Mapping transcription mechanisms from multimodal genomic data
© Chang et al; licensee BioMed Central Ltd. 2010
Published: 28 October 2010
Identification of expression quantitative trait loci (eQTLs) is an emerging area in genomic study. The task requires an integrated analysis of genome-wide single nucleotide polymorphism (SNP) data and gene expression data, raising a new computational challenge due to the tremendous size of data.
We develop a method to identify eQTLs. The method represents eQTLs as information flux between genetic variants and transcripts. We use information theory to simultaneously interrogate SNP and gene expression data, resulting in a Transcriptional Information Map (TIM) which captures the network of transcriptional information that links genetic variations, gene expression and regulatory mechanisms. These maps are able to identify both cis- and trans- regulating eQTLs. The application on a dataset of leukemia patients identifies eQTLs in the regions of the GART, PCP4, DSCAM, and RIPK4 genes that regulate ADAMTS1, a known leukemia correlate.

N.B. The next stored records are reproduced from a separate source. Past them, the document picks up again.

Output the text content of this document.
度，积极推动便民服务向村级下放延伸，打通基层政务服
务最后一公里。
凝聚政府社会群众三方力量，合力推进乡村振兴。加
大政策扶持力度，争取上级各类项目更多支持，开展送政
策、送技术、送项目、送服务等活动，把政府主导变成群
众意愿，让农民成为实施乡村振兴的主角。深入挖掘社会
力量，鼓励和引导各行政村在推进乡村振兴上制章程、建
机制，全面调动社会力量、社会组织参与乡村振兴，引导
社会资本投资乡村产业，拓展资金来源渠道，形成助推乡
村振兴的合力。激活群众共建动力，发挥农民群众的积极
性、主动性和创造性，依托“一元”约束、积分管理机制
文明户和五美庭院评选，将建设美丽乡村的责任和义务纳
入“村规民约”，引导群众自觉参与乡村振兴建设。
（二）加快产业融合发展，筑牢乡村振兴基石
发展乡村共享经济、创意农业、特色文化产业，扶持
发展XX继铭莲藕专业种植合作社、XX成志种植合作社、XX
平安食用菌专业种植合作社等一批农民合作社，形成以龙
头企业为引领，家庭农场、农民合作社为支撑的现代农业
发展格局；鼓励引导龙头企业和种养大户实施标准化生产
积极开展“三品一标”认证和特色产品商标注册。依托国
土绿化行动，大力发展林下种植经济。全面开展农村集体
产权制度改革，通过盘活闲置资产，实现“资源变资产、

The information theory approach presented in this paper is able to infer the dependence networks between SNPs and transcripts, which in turn can identify cis- and trans-eQTLs. The application of our method to the leukemia study explains how genetic variants and gene expression are linked to leukemia.
The mechanisms of gene transcription can be understood by the identification of genetic variants regulating gene expression (called expression quantitative trait loci, or eQTLs). Recent eQTL studies have taken a genome-wide approach to simultaneously analyze thousands of expression traits [1, 2]. For example, Huang et al.  have used GWAS and expression data from HapMap individuals to identify several genetic variants that are associated with particular gene expressions related to pharmacogenomics. Most findings of eQTL associations are considered to be cis-associations, a term used to indicate that the genetic variant is in, or near, the gene whose expression it regulates [4–6]. Searching for cis-regulating SNPs is easier than searching for the opposite, trans-regulating SNPs, which regulate genes far from themselves, not only for the obvious reason that they are closer to the gene in question, but that this type of searching results in a lower multiple-testing correction and less type-1 errors . The hundreds or thousands of common cis-acting variations that occur in humans may in turn affect the expression of thousands of other genes by affecting transcription factors, signaling molecules, RNA processing, and other processes that act in trans . Indeed, recent research shows the promise of eQTL studies to elucidate the regulatory connections that feedback from metabolism to transcripts; thus the variations in enzyme loci can be among the most likely associations of eQTLs . For all these reasons, methods that can identify trans-acting eQTLs are required to uncover the remaining biology of DNA-transcript interaction.
Identifying eQTLs requires both SNP and gene expression data in a single analysis to pinpoint the cis- and trans-SNPs modulating the expression levels. However, modern microarrays assay more than 100,000 SNPs and 50,000 genes in single chips, making direct inference of the causal interplay among such a large number of SNPs and genes a computationally infeasible task. To solve this problem, we look to information theory, and seek to construct a Transcriptional Information Map (TIM). RNA transcription is analogous to a communication system where the receiver (genes) obtains messages from the sender (SNPs) through a channel (transcription). Information theory has developed sophisticated mathematical tools to describe the properties of channels connecting receivers to transmitters. It is therefore not surprising that information theory has been a major analytical tool in bioinformatics since its early beginnings. Almost a decade ago, researchers at Children’s Hospital Informatics Program developed a highly successful information-theoretic method, known as relevance networks , to determine the similarity of gene expression profiles. Since then, information theory has been applied in virtually every aspect of bioinformatics . For example, previous work has linked proteins in tissues to biolfuids via information theoretic channels . Recently, information theory has started to emerge in eQTL analysis .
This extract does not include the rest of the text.